In terms of safety, short infusion time, very few infusion reactions that were severe, in fact just one or two, the vast majority grade 1 or 2. In fact, the overall rate was around 38%. To give the audience a context there, if you look at the infusion reaction rate seen with daratumumab combined with pomalidomide and dexamethasone in this same group of patients it’s actually more like 50% based upon published data. So that suggests, although you have to be careful about cross trial comparisons, that this construct that the less complement activation is important is very real in terms of what it means for patients. However, what we have to say, though, is with daratumumab moving into the subcutaneous setting, and doing so remarkably well, that obviously that’s changing for the better anyway. Nonetheless, the fact is that giving this by the intravenous route is relatively quick and requires minimal premedication. There doesn’t have to be a prolonged period of observation after infusion and the fact that it’s otherwise so well tolerated is very encouraging.

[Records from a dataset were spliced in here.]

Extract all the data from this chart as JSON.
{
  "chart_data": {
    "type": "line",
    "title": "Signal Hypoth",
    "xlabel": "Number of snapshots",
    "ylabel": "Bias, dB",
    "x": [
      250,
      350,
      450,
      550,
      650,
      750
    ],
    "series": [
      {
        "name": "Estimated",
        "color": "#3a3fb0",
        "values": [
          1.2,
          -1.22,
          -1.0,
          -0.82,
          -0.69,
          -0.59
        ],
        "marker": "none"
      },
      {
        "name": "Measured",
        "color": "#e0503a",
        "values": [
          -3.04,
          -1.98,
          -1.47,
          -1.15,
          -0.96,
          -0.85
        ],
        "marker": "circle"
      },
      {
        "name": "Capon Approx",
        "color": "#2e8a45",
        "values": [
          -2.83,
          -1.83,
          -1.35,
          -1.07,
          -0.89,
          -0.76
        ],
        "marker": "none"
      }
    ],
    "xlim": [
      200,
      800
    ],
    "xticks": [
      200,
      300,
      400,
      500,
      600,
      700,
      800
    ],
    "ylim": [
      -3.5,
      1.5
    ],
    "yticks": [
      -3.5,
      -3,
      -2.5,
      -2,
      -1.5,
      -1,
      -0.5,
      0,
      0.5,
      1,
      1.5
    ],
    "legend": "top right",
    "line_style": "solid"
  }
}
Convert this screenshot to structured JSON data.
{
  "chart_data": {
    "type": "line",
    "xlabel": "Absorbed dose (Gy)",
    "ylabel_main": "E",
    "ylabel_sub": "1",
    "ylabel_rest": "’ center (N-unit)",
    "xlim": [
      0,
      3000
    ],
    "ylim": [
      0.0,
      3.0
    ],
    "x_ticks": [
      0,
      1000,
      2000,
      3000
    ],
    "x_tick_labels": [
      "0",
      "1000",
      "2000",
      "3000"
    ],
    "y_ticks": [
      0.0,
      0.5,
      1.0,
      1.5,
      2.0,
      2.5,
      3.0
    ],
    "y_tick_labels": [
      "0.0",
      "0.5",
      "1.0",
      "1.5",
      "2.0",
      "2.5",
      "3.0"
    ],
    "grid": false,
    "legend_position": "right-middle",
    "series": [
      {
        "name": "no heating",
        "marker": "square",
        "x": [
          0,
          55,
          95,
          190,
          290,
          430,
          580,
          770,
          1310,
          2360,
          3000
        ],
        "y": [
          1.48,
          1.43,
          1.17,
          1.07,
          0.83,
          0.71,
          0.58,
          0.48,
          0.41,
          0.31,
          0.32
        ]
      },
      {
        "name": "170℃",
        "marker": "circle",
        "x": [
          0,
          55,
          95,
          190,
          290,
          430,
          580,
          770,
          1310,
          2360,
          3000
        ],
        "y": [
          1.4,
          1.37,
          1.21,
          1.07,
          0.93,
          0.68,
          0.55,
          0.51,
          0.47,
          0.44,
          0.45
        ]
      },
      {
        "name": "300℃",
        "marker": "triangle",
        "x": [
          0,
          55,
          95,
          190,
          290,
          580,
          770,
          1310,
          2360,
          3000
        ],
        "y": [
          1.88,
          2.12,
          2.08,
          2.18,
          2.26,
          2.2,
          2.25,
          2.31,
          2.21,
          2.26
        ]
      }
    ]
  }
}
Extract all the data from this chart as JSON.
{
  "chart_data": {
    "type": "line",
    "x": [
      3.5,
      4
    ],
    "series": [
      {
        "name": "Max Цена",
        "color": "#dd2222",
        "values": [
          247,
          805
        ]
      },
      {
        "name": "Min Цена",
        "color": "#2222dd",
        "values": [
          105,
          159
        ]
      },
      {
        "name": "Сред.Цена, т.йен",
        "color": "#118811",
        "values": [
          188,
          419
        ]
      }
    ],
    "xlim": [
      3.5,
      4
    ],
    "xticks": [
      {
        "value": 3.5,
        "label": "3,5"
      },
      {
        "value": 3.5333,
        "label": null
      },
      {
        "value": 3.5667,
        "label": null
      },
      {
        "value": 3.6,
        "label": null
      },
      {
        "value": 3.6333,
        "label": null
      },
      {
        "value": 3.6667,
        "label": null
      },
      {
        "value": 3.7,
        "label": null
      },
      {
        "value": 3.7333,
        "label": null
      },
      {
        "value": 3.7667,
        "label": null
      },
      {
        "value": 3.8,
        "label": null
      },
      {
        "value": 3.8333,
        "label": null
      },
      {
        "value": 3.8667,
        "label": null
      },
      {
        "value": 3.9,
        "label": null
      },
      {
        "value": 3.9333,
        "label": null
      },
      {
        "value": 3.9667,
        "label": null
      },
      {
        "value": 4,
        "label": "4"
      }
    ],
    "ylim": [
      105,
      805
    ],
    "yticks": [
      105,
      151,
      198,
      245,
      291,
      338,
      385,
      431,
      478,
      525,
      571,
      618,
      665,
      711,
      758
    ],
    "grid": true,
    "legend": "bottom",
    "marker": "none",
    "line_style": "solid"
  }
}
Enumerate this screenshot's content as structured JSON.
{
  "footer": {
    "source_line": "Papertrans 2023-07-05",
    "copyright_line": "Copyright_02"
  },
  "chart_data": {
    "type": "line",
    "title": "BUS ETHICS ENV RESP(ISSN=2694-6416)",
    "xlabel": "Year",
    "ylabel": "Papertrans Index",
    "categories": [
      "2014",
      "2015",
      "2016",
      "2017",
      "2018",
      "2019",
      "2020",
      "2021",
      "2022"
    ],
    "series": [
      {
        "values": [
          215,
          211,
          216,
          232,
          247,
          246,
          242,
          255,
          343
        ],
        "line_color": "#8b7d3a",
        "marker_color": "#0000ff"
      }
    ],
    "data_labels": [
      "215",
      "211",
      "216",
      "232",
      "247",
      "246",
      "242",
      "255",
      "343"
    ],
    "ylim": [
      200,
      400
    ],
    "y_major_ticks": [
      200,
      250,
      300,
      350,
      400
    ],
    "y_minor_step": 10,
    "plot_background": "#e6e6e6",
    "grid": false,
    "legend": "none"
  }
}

So in terms of long-term side effect profile obviously no long-term side effects were unexpected. In the short to medium term infection risks from all of the antibodies is real and in that context it’s important to note that chest infections, community-acquired pneumonia, these were higher for the three drugs versus the two but, again, manageable. So the message for clinicians is be proactive about managing chest infections with any antibody and in particular with the CD38 targeting class. At the same time there was more neutropenia with isatuximab, something also seen, of course, with daratumumab, but the fact of the matter is that with use of growth factor this was manageable. So, again, overall side effect profile clearly manageable. The best reflection of that was in the quality of life measurement which showed no difference in quality of life between the two arms. So, in fact, good quality of life for both groups so clearly then the two drugs versus the three performing well with a side effect profile that was manageable and a quality of life measurement that showed a relatively steady and consistent signal for both groups.

Where are we going with this? Well, obviously this represents a new treatment option for relapsed/refractory patients. Clearly three drug combinations are becoming the new standard of care and this is another one. But in particular, in my view, for lenalidomide refractory patients this is a very important one. Other studies of isatuximab are being pursued and at this meeting we’re showing that even shorter infusion can be given safely. Furthermore, subcutaneous delivery mechanisms are already developed and current trials are about to open. Finally, moving in to the randomised setting in combination with other platform drugs there are studies ongoing with isatuximab in the up-front setting and in the earlier relapse. So I think the outlook is very good.
As we think about broader context it’s reasonable to assume because daratumumab has been so successful and so effective and has moved forward into the front line setting remarkably quickly that this is great news for patients. What it means is if you’re getting daratumumab early and then, of course, in the relapsed setting you may need something subtly different, perhaps isatuximab is an excellent choice to think about in that setting. Of course, beyond that as well, there are lots of things that we need to learn about both antibodies and their patterns of response and relapse and so forth that position it, it would be fair to say, that this is always a matter of more is better in terms of treatment options for our patients. So I’m very pleased with these results today.